Jakob,

I'm fairly confused about what you're trying to do with this latest query. I don't see the relationship between your latest query and anything else in this thread.

There is very little performance difference between cts:search() and an equivalent XPath expression. Both make use of the same indexes. The main difference is that XPath results are in document order, while cts:search orders by relevance.

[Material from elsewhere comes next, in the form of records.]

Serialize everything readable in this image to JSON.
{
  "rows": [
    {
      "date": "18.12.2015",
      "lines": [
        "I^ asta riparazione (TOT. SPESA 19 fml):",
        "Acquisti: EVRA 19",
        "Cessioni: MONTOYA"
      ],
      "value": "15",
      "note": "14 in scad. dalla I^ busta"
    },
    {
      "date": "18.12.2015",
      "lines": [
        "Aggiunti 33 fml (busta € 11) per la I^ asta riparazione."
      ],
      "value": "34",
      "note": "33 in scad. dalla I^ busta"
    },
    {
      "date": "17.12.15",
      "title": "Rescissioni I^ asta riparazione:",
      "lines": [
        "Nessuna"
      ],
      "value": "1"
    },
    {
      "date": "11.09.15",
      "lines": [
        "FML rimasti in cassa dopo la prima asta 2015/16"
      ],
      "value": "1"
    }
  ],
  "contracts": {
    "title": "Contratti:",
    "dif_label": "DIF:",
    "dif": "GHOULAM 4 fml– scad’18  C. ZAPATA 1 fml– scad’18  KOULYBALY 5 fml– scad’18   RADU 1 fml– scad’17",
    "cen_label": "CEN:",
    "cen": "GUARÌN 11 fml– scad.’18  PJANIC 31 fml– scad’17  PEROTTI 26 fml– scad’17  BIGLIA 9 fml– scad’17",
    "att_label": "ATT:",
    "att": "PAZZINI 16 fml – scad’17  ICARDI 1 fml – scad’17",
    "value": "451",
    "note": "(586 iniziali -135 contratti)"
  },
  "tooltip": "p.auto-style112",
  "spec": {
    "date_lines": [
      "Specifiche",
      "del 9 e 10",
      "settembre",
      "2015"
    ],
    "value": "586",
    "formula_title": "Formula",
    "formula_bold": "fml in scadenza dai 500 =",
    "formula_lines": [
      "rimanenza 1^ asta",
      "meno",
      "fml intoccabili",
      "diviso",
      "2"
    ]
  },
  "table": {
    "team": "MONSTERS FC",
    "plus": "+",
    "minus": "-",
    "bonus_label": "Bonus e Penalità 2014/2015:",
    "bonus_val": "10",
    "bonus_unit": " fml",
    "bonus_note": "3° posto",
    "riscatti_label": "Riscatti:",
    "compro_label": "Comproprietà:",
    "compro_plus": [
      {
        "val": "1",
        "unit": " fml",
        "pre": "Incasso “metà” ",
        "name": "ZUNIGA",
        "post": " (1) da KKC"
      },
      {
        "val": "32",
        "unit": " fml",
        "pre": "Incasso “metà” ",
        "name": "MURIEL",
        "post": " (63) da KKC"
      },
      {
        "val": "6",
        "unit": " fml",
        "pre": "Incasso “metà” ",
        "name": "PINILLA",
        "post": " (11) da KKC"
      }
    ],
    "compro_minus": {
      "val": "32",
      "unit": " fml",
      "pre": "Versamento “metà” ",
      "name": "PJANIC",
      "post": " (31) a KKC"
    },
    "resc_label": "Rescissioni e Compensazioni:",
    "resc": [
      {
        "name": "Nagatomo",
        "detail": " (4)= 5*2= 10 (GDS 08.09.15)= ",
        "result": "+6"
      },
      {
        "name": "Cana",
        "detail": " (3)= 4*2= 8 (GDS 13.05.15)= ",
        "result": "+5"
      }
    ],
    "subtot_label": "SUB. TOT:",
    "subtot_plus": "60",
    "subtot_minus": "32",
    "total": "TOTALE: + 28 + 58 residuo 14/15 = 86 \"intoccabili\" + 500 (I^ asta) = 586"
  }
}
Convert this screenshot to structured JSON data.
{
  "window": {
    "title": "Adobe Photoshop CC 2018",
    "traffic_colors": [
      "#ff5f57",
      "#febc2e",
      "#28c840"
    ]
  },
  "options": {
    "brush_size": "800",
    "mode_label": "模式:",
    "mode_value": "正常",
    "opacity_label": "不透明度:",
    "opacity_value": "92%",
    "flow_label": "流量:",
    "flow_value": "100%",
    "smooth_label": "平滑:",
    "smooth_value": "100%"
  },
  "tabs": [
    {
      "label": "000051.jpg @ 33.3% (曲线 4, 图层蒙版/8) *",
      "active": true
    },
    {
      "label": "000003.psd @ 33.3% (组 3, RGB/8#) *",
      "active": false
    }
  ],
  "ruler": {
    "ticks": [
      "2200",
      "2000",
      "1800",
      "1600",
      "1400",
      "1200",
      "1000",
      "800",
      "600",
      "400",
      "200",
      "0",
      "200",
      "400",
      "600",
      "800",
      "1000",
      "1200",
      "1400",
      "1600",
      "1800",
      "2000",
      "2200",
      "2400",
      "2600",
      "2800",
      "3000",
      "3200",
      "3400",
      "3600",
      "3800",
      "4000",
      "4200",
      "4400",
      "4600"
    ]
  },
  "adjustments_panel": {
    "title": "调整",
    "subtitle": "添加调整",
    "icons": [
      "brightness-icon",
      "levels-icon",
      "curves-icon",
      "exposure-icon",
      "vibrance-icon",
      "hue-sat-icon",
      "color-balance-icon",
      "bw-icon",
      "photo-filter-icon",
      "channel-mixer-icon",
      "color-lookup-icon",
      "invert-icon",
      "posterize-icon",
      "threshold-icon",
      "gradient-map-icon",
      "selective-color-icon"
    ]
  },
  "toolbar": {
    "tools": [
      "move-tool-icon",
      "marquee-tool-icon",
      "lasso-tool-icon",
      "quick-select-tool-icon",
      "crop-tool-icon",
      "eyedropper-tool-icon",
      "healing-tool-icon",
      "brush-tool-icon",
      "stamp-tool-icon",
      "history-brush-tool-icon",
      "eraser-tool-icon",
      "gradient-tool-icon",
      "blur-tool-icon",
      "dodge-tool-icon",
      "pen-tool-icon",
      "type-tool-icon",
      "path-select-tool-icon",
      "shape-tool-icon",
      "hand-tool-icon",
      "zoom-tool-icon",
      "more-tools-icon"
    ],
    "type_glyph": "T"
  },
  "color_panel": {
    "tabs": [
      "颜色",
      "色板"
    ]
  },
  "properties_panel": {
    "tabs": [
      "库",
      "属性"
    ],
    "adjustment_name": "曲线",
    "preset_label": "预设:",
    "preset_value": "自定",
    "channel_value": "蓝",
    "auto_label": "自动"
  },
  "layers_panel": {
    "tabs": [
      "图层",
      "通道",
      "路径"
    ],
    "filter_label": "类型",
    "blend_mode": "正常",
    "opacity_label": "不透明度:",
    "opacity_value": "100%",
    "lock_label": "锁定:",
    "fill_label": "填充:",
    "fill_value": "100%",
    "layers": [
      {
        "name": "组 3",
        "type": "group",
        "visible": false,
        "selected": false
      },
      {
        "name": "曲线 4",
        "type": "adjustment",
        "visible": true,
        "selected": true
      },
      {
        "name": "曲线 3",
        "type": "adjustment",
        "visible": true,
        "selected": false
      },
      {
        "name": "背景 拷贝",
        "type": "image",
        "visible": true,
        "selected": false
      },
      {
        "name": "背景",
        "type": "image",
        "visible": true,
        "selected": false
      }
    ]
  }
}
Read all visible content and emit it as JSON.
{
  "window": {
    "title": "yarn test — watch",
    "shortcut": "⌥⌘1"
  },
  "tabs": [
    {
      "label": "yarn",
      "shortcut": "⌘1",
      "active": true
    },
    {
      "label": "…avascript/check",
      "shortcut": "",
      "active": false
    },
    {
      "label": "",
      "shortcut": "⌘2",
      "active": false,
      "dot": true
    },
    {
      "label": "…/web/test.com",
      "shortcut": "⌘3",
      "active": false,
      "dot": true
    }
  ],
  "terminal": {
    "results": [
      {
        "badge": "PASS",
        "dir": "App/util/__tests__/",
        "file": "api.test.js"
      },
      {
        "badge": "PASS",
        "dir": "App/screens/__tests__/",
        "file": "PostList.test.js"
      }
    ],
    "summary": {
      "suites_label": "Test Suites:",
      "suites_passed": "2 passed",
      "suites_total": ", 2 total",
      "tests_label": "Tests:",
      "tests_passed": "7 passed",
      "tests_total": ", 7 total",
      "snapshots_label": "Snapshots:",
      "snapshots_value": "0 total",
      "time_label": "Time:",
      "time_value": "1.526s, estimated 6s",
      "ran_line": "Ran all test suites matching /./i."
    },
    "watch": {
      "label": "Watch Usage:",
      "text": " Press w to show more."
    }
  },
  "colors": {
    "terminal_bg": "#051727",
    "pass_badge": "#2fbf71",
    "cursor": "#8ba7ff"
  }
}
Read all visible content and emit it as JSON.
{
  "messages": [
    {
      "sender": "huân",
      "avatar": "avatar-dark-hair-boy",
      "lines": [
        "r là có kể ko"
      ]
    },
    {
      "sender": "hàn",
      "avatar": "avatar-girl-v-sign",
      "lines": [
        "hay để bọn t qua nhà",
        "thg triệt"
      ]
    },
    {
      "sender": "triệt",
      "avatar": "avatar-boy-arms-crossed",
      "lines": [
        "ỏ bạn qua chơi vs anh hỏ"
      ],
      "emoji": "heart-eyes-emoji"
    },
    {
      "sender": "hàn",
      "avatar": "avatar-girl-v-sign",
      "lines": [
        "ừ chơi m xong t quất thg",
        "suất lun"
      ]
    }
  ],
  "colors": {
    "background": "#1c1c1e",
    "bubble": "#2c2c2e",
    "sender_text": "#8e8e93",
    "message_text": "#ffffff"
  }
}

I'm not sure why you're seeing XDMP-EXPNTREECACHEFULL with your cts:search, but there are only two possibilities. Either your cts:search() returns too many matches to fit into the expanded-tree cache, or the rather odd arg2 (starting with collection... was that intentional?) returns too many matches for the expanded-tree cache. Generally, the solution to either would be to limit the number of matches.

The tutorial at http://developer.marklogic.com/howto/tutorials/2006-09-paginated-search.xqy might be helpful to you - it discusses this issue and others. The Search Developer Guide (http://developer.marklogic.com/pubs/4.1/books/search-dev-guide.pdf) might be helpful, too.

If you are using 4.1, you might also want to look at the search:search() API as an alternative to cts:search. It also has a tutorial and is also covered in the search guide.

  http://developer.marklogic.com/pubs/4.1/apidocs/SearchAPI.html


http://developer.marklogic.com/howto/tutorials/2009-07-search-api-walkthrough.xqy

BTW, it may be that you expect fn:collection("collection-2009-7-11")/cr:crossref_result/cr:query_result[1] to return at most one node. That isn't how XPath works: that expression could return any number of nodes. The positional predicate is evaluated separately for each context node, not for the sequence of all nodes. You might have meant something more like (//a)[1].

-- Mike

On 2009-07-16 12:40, Jakob Fix wrote:
Mike,

thanks for your reply, I agree with the points you make regarding namespaces.

Moving on, would it not be faster to use something like the cts:query
expressions shown in my original message instead of a simple xpath?  I
had the impression that it was recommended to me by one of the posters
(you?) to create an index in order to accelerate the search.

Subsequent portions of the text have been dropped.